Although there is no shortage of waste food in the city, finding a regular space in which to cook and distribute it has been an issue. Up until February the project was able to operate only two ‘cafes’ a week. With an additional space coming on stream for three days a week in February, ‘we’ll be almost seven days a week, but in three different locations,’ says Richmond-Bishop.

The Real Junk Food Project

Though spaces are always being offered, it’s consistency that is required, so that customers know where to come. She says: ‘There is so much support from the community. There’s a need for it. Though Brighton is a relatively wealthy city, there’s a lot of food poverty. There is 40 per cent food poverty in some areas.’

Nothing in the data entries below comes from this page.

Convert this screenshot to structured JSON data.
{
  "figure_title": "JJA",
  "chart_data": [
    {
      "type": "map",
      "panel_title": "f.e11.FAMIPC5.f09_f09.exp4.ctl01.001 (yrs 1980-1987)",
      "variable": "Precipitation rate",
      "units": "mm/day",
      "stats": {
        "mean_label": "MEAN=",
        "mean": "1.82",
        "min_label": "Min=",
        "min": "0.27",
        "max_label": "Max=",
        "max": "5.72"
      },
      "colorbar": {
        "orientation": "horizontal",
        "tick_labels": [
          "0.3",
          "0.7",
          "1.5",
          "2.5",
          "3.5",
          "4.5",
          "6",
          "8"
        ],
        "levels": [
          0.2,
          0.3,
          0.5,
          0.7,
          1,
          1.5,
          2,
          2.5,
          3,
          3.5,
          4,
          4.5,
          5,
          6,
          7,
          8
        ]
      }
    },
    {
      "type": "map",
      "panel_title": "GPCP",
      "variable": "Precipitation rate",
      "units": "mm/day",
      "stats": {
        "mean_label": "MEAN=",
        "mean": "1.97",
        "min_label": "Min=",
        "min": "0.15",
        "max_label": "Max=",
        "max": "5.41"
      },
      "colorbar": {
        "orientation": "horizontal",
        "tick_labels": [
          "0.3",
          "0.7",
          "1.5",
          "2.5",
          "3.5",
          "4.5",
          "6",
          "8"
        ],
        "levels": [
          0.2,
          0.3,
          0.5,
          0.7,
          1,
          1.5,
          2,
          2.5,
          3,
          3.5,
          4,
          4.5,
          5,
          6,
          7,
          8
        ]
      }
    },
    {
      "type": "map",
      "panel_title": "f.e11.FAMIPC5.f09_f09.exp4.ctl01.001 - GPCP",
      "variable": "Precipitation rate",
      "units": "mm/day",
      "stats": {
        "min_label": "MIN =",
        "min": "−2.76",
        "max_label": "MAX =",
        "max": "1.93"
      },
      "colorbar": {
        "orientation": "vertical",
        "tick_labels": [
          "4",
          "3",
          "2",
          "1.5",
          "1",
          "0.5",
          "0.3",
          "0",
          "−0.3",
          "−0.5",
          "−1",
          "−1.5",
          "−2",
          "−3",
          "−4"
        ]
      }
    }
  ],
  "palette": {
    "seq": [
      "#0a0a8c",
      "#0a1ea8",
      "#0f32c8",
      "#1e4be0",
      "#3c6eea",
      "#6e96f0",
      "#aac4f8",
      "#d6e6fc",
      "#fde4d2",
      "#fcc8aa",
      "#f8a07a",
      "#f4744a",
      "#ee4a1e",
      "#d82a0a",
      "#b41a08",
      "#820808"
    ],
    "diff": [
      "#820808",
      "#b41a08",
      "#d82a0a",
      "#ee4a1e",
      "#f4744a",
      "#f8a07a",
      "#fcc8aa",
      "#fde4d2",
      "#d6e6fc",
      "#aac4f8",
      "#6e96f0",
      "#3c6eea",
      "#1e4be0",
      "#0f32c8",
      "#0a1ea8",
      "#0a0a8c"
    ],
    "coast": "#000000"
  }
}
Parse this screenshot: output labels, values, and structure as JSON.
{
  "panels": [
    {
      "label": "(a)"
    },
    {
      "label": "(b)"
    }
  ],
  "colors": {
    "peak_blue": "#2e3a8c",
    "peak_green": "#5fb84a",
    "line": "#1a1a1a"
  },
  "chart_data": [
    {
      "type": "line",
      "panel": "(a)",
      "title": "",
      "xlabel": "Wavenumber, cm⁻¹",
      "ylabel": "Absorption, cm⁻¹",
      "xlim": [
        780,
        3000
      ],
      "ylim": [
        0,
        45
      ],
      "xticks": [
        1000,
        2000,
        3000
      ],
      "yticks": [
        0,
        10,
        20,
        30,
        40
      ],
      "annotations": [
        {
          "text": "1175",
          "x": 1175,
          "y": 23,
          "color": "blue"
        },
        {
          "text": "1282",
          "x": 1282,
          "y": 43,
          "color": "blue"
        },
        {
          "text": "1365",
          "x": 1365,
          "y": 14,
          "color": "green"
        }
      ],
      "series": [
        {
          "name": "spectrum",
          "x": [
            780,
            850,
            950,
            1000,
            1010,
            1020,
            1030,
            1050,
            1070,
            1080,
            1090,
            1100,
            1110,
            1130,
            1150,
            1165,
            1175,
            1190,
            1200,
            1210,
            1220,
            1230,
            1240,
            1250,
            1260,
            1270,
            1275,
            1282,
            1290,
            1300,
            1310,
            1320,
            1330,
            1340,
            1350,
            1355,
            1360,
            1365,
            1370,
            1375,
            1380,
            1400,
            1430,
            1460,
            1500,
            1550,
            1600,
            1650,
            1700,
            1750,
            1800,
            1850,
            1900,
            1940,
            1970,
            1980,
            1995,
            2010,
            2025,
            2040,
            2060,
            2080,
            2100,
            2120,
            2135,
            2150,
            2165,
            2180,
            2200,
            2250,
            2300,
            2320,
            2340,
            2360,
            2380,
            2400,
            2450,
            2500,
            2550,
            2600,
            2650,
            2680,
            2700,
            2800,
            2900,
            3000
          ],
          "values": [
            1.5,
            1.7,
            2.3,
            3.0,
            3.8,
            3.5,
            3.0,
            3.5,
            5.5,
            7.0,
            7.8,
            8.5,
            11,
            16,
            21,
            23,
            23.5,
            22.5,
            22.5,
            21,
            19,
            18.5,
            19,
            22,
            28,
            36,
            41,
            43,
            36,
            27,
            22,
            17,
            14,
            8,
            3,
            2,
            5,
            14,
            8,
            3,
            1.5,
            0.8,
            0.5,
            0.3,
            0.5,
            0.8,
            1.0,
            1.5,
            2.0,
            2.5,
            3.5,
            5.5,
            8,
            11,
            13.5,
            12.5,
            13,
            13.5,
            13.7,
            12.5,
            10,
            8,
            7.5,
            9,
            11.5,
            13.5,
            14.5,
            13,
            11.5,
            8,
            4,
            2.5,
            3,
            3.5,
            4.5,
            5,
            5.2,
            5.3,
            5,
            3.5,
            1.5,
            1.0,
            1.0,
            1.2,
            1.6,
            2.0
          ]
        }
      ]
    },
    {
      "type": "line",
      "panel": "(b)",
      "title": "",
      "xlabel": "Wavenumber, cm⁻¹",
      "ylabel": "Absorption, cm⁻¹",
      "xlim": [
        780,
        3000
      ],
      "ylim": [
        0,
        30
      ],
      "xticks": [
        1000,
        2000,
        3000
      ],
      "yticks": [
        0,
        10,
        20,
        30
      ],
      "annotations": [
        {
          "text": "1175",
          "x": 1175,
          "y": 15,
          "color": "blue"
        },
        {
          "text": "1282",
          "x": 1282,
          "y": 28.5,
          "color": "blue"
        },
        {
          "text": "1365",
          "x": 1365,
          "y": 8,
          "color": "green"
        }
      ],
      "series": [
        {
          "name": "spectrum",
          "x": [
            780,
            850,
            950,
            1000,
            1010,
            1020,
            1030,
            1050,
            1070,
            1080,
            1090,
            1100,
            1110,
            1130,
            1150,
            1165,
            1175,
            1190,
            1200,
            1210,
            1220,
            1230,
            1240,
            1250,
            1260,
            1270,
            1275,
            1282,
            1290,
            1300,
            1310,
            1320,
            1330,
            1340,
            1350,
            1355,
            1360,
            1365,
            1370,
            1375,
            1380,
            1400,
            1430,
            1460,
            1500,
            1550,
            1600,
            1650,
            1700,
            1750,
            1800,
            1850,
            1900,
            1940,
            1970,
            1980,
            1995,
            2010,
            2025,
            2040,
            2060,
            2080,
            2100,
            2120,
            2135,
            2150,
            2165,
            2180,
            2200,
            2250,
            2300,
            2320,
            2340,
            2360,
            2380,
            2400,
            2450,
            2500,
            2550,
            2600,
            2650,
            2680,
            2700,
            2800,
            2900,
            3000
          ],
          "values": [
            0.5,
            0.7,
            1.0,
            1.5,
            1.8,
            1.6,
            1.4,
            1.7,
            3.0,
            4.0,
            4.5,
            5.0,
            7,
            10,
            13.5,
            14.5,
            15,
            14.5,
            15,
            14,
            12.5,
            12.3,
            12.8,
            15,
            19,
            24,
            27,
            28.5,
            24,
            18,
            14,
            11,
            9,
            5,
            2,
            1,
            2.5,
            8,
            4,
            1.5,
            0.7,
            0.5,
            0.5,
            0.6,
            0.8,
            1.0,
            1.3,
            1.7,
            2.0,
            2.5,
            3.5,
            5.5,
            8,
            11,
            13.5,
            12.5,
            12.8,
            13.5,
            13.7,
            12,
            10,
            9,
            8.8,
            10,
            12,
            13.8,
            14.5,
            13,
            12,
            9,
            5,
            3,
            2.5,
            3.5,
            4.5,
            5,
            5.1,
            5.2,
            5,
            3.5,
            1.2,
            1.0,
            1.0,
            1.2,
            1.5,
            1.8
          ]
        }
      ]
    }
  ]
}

Students are among its most ardent supporters – and presumably, given their debts, customers. Says Richmond-Bishop: ‘We have had a lot of design students come to us as volunteers, to do design work for us, or coming in to take photos.

One person at the moment is making a book about us, and submitting it for a design competition. They are inspired by the idea of utilising waste, making it into a product that’s not waste, turning it into something valuable.’

Case study - Brighton Fashion Week

Nothing generates awareness, interest, and shifts in customer buying patterns like a big event. And last year, a first, Brighton devoted the entire theme and contents of its annual fashion show to sustainable design.

Brighton Fashion Week (BFW) started out as a Fringe event, called Brighton Frocks, a decade ago, but responded rapidly to the Rana Plaza disaster of 2013. (In this a cheaply constructed, eight-storey commercial building full of poorly paid garment workers collapsed in Bangladesh, killing 1,130 and injuring 2,500). The following year’s BFW introduced an element called Sustain, highlighting the need for a more ethical approach to fashion, with debates and featured designers. Interest was so great that 2015’s event was entirely given over to sustainable design.

Brighton Fashion Week

Working closely with BFW director Liz Bishop was Siobhan Wilson, owner of Fair boutique (ethical fashion) in Brighton, as well as Cat Fletcher of Freegle. They sought the help of Orsola de Castro, founder of From Somewhere, and the Fashion Revolution, an ethical-fashion awareness-raising charity, in generating as much impact and interest as possible. It amassed not only an impressive roster of ethical designers and brands for the catwalk events, but also brought in talented young designers and challenged them to respond to the sustainability brief.

Featured brands included Brighton’s own Milkweed that creates textiles from locally sourced wool using natural dyes.

Wilson, who is now sustainability consultant on BFW, says that the ethical BFW was a massive success in generating awareness and profile for sustainable fashion: ‘The PR value was over £155,000 with readership of over 23 million, from 96 digital and non-digital publications covering it.’

For 2016, the sustainability theme continues, with the team looking to ‘take it to the next level’.